Not once have you attempted to use empirical data to support a point, only quotations and citations from sections of "science" that are barely considered to be scientific.

What you're missing, dear sir, is economics. Rational, reasonable, mathmatical economics.

Q
Sorry, Q, but his response that "the only absolute is that there are no absolutes" is spot on for his discussion. You are suffering from tunnel vision, and believe it or not, empirical evidence is not sufficient to analyze this discussion.

Quote:
Math is useful when studying things that are pattern like. The object of study of the human sciences are humans and humans are not very pattern like.
This, however, is absolutely absurd. If I'm not mistaken we wake up in much the same place day to day, have similar day to day routines, and are incredibly patterned individuals on pretty much any level from which you can examine us: The biological level is patterned from well-controlled, repeatable cell development and consistent methods of neural firing and wiring, the mental level is patterned in that we create concepts, abstractions, and analogies to which we constantly refer and use as heuristics in our mind, and the social level is patterned on a clearly observable level (just look at language, that's about as clear of an example as you can get; language is just patterns).

Coberst, you are also suffering from tunnel vision.
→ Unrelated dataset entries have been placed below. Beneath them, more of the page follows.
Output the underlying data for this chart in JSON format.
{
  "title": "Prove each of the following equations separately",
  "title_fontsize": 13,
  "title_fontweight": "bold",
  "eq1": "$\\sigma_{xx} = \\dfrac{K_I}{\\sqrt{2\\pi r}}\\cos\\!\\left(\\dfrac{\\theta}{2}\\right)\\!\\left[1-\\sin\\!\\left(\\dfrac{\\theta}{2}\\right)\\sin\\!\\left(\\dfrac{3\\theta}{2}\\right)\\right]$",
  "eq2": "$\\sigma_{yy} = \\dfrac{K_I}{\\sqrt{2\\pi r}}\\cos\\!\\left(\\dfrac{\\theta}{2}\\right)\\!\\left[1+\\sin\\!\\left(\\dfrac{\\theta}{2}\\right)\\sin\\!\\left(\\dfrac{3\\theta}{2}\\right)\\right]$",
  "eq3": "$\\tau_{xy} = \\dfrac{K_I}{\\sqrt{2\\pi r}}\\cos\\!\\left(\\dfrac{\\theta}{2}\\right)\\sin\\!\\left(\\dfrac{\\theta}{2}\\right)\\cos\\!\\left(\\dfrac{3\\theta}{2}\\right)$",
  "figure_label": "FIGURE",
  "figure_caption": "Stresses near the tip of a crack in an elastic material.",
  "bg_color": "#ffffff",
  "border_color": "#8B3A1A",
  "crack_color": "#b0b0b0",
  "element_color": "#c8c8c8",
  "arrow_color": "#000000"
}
The pure sciences such as mathematics, metamathematics, logic, and physics do say a lot of the same things about knowledge and observation; if they don't directly speak to it, then they do address it on the first meta-level analysis of the subject. They say the same things that the "human sciences" do, in fact they all point back to larger issues of epistemology.

I suspect you need to open your resources up or you are going to lock yourself into the same pits as Q has.